Early on September 19, thirsty Federal soldiers from Colonel Daniel McCook's brigade of Granger's Reserve Corps pushed beyond their picket line in search of water near Jay's Mill. McCook's men had moved from their camp near Rossville, Georgia, on the previous day in response to Minty's call for assistance. Arriving near Jay's Mill long after Minty had departed, McCook had captured several prisoners who indicated their unit had recently crossed Reed's Bridge. Unwilling to approach the bridge at night, McCook established a defensive position several hundred yards northwest of Jay's Mill and waited for daylight. A similar distance south of the mill, pickets from the First Georgia Cavalry also waited for morning.
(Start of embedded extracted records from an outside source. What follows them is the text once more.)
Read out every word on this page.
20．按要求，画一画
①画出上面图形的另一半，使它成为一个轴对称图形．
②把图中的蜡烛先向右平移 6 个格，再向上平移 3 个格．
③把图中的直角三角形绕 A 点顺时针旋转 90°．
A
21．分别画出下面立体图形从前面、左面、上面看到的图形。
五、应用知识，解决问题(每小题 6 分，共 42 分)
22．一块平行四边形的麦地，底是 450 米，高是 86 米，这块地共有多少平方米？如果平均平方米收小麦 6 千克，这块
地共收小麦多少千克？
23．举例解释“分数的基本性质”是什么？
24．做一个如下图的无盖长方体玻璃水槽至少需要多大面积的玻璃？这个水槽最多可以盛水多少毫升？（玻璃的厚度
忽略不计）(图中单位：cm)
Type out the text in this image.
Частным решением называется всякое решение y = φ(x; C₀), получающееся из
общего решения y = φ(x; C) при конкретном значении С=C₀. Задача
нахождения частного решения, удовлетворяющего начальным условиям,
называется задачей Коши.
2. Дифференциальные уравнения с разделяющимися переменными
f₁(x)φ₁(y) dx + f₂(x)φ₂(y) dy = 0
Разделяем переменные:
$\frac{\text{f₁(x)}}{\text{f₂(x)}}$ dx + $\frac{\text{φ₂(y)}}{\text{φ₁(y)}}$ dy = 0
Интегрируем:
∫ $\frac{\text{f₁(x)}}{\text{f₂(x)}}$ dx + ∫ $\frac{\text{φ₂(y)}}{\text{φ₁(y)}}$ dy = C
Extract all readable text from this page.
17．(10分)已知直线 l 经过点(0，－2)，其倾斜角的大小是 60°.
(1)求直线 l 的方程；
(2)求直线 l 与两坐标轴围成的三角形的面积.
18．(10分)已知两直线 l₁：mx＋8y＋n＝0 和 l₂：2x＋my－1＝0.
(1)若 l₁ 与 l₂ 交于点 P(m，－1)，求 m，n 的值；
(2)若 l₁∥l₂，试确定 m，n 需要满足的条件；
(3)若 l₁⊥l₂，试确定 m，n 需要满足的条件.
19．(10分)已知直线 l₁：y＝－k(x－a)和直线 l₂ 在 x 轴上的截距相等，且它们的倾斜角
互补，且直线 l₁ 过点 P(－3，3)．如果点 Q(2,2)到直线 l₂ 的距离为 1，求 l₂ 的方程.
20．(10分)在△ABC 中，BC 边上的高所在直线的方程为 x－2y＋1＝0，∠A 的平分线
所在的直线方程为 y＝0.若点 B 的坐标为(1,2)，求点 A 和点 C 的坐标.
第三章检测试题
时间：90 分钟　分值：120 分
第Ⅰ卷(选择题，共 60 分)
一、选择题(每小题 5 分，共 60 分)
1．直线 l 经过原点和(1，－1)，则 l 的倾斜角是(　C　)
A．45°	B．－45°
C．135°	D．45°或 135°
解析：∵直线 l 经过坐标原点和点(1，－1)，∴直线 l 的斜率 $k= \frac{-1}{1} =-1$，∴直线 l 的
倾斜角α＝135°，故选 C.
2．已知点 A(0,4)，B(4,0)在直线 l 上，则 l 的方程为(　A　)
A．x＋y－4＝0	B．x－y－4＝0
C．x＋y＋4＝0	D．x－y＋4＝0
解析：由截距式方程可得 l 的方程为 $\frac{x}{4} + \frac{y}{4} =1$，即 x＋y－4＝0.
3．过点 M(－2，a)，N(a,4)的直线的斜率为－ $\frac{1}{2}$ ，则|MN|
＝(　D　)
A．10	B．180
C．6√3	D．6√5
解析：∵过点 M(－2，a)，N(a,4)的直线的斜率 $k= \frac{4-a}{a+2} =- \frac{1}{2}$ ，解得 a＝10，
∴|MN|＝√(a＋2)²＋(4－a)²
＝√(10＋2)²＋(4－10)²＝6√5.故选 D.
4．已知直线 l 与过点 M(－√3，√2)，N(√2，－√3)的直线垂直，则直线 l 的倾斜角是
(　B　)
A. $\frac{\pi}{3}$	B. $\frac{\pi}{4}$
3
Under orders to screen Hood's right and rear, Brigadier General Henry Davidson of Forrest's Cavalry Corps had encountered McCook's pickets and recoiled in the darkness. At dawn Davidson sent the First Georgia forward again and they soon struck some of McCook's men at a small spring near the mill. McCook meanwhile had sent a regiment to destroy Reed's Bridge, but again it was only damaged.

Ordered back to Rossville by Granger, McCook withdrew with Davidson's cavalrymen in pursuit. At the LaFayette Road he found Thomas, whose leading elements had just arrived after an all-night march from Crawfish Springs. McCook reported that a single Confederate infantry brigade had crossed Chickamauga Creek and was trapped on the west side. In response, Thomas ordered Brigadier General John Brannan's division to destroy the Confederate unit. Brannan deployed Colonel Ferdinand Van Derveer's brigade on the Reed's Bridge Road and Colonel John Croxton's brigade on a woods path on Van Derveer's right. Colonel John Connell's brigade followed the leading brigades as a reserve. Around 7:30 A.M. Davidson's men encountered Croxton's skirmishers and sent them fleeing to their main body. In turn, the horsemen recoiled from Croxton's advancing regiments. Seeing the panic-stricken cavalrymen dashing from the woods, Forrest formed Davidson's dismounted troopers in a defensive line just west of Jay's Field. Croxton brought his five regiments up to face Davidson and the battle was on.